In the network infrastructure world you have a second restriction. You can't have a machine rely on full working network services to function, they have to be as stand-alone as you can make them. All circular dependency like.

Development wise I usually followed a patter and had ~/.git_template to match. A directory corpus for ginormous files that had no reason to be in Git, a directory private where secrets went. And then mostly your bog standard *NIX set of directories.
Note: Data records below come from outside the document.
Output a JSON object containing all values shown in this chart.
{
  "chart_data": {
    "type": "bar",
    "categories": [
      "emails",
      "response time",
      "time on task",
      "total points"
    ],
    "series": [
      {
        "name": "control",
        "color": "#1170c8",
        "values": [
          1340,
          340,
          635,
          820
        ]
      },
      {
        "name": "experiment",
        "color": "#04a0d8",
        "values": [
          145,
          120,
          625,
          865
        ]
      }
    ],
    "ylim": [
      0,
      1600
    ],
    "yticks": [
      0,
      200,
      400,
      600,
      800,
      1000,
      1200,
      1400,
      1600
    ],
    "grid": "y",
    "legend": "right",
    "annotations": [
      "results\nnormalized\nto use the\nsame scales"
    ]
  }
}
The config in etc would reference private which would also have a 'real' config sitting around so that I could use a flag or environment variable to pick the real config.

I'd disapprove of trying to make Git/GitHub try to detect fuckups on General Principals but I'm a grumpy old man who would watch you put your finger in a light socket for the "becha won't do that again" moment.
posted by zengargoyle at 1:28 PM on October 7, 2020 [1 favorite]


I’d disapprove of trying to make Git/GitHub try to detect fuckups on General Principals but

In fairness, git is a free tool from a famously pro-"just-do-one-thing" community of nerds, but Github is something that enterprises both pay money for and that has some serious competitors.